Architecture’s chronically divergent preoccupations with a building’s image and the inevitable obsolescence of ever-escalating technologies and systems is not a cogent pathway forward in this century, and it never was. Rather, consequential progress will emerge only when architects productively merge architecture’s objecthood and objectivity; when they grasp that a single-speed bicycle offers a model of far-higher-performance design than a Toyota Prius, much less a Formula One race car.
In all aspects of practice, an increasingly interesting question has arisen: What is the least architects can do and still exuberantly achieve or exceed the expectations of our discipline? This is not to suggest laziness, or some trivial minimalism, but rather to invoke a more mindful engagement with technique—a wholly untaught, unthought but inordinately consequential concept in architecture in this century.

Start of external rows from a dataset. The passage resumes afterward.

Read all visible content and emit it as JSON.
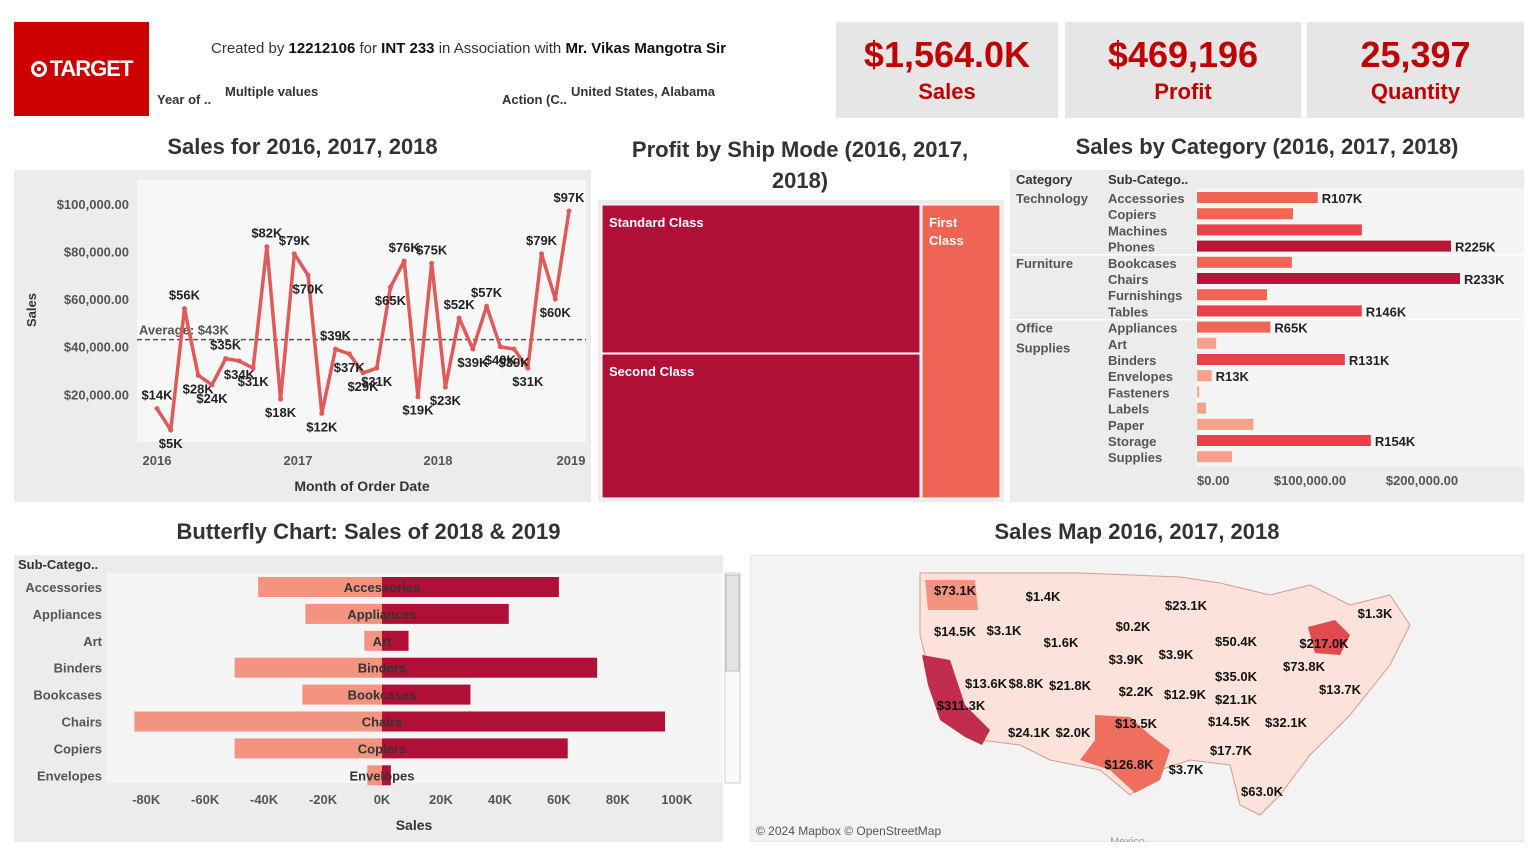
{
  "header": {
    "logo_text": "TARGET",
    "created_prefix": "Created by",
    "created_id": "12212106",
    "created_for": "for",
    "created_course": "INT 233",
    "created_assoc": "in Association with",
    "created_mentor": "Mr. Vikas Mangotra Sir",
    "filter_year_label": "Year of ..",
    "filter_year_value": "Multiple values",
    "filter_action_label": "Action (C..",
    "filter_action_value": "United States, Alabama"
  },
  "kpis": [
    {
      "value": "$1,564.0K",
      "label": "Sales"
    },
    {
      "value": "$469,196",
      "label": "Profit"
    },
    {
      "value": "25,397",
      "label": "Quantity"
    }
  ],
  "titles": {
    "line": "Sales for 2016, 2017, 2018",
    "treemap_line1": "Profit by Ship Mode (2016, 2017,",
    "treemap_line2": "2018)",
    "category": "Sales by Category (2016, 2017, 2018)",
    "butterfly": "Butterfly Chart: Sales of 2018 & 2019",
    "map": "Sales Map 2016, 2017, 2018"
  },
  "colors": {
    "line": "#e05a5a",
    "dark_red": "#b01036",
    "mid_red": "#e8414a",
    "light_red": "#f7a08c",
    "salmon": "#f4937f",
    "kpi_red": "#c00000"
  },
  "chart_data": [
    {
      "type": "line",
      "title": "Sales for 2016, 2017, 2018",
      "xlabel": "Month of Order Date",
      "ylabel": "Sales",
      "x_ticks": [
        "2016",
        "2017",
        "2018",
        "2019"
      ],
      "y_ticks": [
        "$20,000.00",
        "$40,000.00",
        "$60,000.00",
        "$80,000.00",
        "$100,000.00"
      ],
      "ylim": [
        0,
        110000
      ],
      "average_label": "Average: $43K",
      "average": 43000,
      "values": [
        14,
        5,
        56,
        28,
        24,
        35,
        34,
        31,
        82,
        18,
        79,
        70,
        12,
        39,
        37,
        29,
        31,
        65,
        76,
        19,
        75,
        23,
        52,
        39,
        57,
        40,
        39,
        31,
        79,
        60,
        97
      ],
      "labels": [
        "$14K",
        "$5K",
        "$56K",
        "$28K",
        "$24K",
        "$35K",
        "$34K",
        "$31K",
        "$82K",
        "$18K",
        "$79K",
        "$70K",
        "$12K",
        "$39K",
        "$37K",
        "$29K",
        "$31K",
        "$65K",
        "$76K",
        "$19K",
        "$75K",
        "$23K",
        "$52K",
        "$39K",
        "$57K",
        "$40K",
        "$39K",
        "$31K",
        "$79K",
        "$60K",
        "$97K"
      ]
    },
    {
      "type": "treemap",
      "title": "Profit by Ship Mode (2016, 2017, 2018)",
      "cells": [
        {
          "label": "Standard Class"
        },
        {
          "label": "Second Class"
        },
        {
          "label": "First",
          "label2": "Class"
        }
      ]
    },
    {
      "type": "bar",
      "title": "Sales by Category (2016, 2017, 2018)",
      "header_category": "Category",
      "header_sub": "Sub-Catego..",
      "x_ticks": [
        "$0.00",
        "$100,000.00",
        "$200,000.00"
      ],
      "groups": [
        {
          "name": "Technology",
          "name2": "",
          "items": [
            {
              "sub": "Accessories",
              "value": 107,
              "label": "R107K"
            },
            {
              "sub": "Copiers",
              "value": 85,
              "label": ""
            },
            {
              "sub": "Machines",
              "value": 146,
              "label": ""
            },
            {
              "sub": "Phones",
              "value": 225,
              "label": "R225K"
            }
          ]
        },
        {
          "name": "Furniture",
          "name2": "",
          "items": [
            {
              "sub": "Bookcases",
              "value": 84,
              "label": ""
            },
            {
              "sub": "Chairs",
              "value": 233,
              "label": "R233K"
            },
            {
              "sub": "Furnishings",
              "value": 62,
              "label": ""
            },
            {
              "sub": "Tables",
              "value": 146,
              "label": "R146K"
            }
          ]
        },
        {
          "name": "Office",
          "name2": "Supplies",
          "items": [
            {
              "sub": "Appliances",
              "value": 65,
              "label": "R65K"
            },
            {
              "sub": "Art",
              "value": 17,
              "label": ""
            },
            {
              "sub": "Binders",
              "value": 131,
              "label": "R131K"
            },
            {
              "sub": "Envelopes",
              "value": 13,
              "label": "R13K"
            },
            {
              "sub": "Fasteners",
              "value": 2,
              "label": ""
            },
            {
              "sub": "Labels",
              "value": 8,
              "label": ""
            },
            {
              "sub": "Paper",
              "value": 50,
              "label": ""
            },
            {
              "sub": "Storage",
              "value": 154,
              "label": "R154K"
            },
            {
              "sub": "Supplies",
              "value": 31,
              "label": ""
            }
          ]
        }
      ]
    },
    {
      "type": "bar",
      "title": "Butterfly Chart: Sales of 2018 & 2019",
      "header_sub": "Sub-Catego..",
      "xlabel": "Sales",
      "x_ticks": [
        "-80K",
        "-60K",
        "-40K",
        "-20K",
        "0K",
        "20K",
        "40K",
        "60K",
        "80K",
        "100K"
      ],
      "xlim": [
        -84,
        104
      ],
      "categories": [
        "Accessories",
        "Appliances",
        "Art",
        "Binders",
        "Bookcases",
        "Chairs",
        "Copiers",
        "Envelopes"
      ],
      "left": [
        -42,
        -26,
        -6,
        -50,
        -27,
        -84,
        -50,
        -5
      ],
      "right": [
        60,
        43,
        9,
        73,
        30,
        96,
        63,
        3
      ]
    },
    {
      "type": "map",
      "title": "Sales Map 2016, 2017, 2018",
      "attribution": "© 2024 Mapbox © OpenStreetMap",
      "labels": [
        "$73.1K",
        "$1.4K",
        "$23.1K",
        "$1.3K",
        "$14.5K",
        "$3.1K",
        "$0.2K",
        "$1.6K",
        "$50.4K",
        "$217.0K",
        "$3.9K",
        "$3.9K",
        "$73.8K",
        "$13.6K",
        "$8.8K",
        "$21.8K",
        "$35.0K",
        "$2.2K",
        "$12.9K",
        "$13.7K",
        "$311.3K",
        "$21.1K",
        "$13.5K",
        "$14.5K",
        "$32.1K",
        "$24.1K",
        "$2.0K",
        "$17.7K",
        "$126.8K",
        "$3.7K",
        "$63.0K"
      ],
      "country_label": "Mexico"
    }
  ]
}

What the profession needs is more intellectual and disciplinary agility to finally set our techniques and practices on a course for meaningful progress. This will emerge from strategic shifts in our pedagogies and practices. It will not emerge from capitulating to the demands of software packages, certification checklists, or greenwashed products. As Lewis Mumford wrote, “The machine itself makes no demands and holds out no promises.” Progress will not arrive automatically, but through thoughtful tactics and strategies. Progress will only be achieved when it is designed.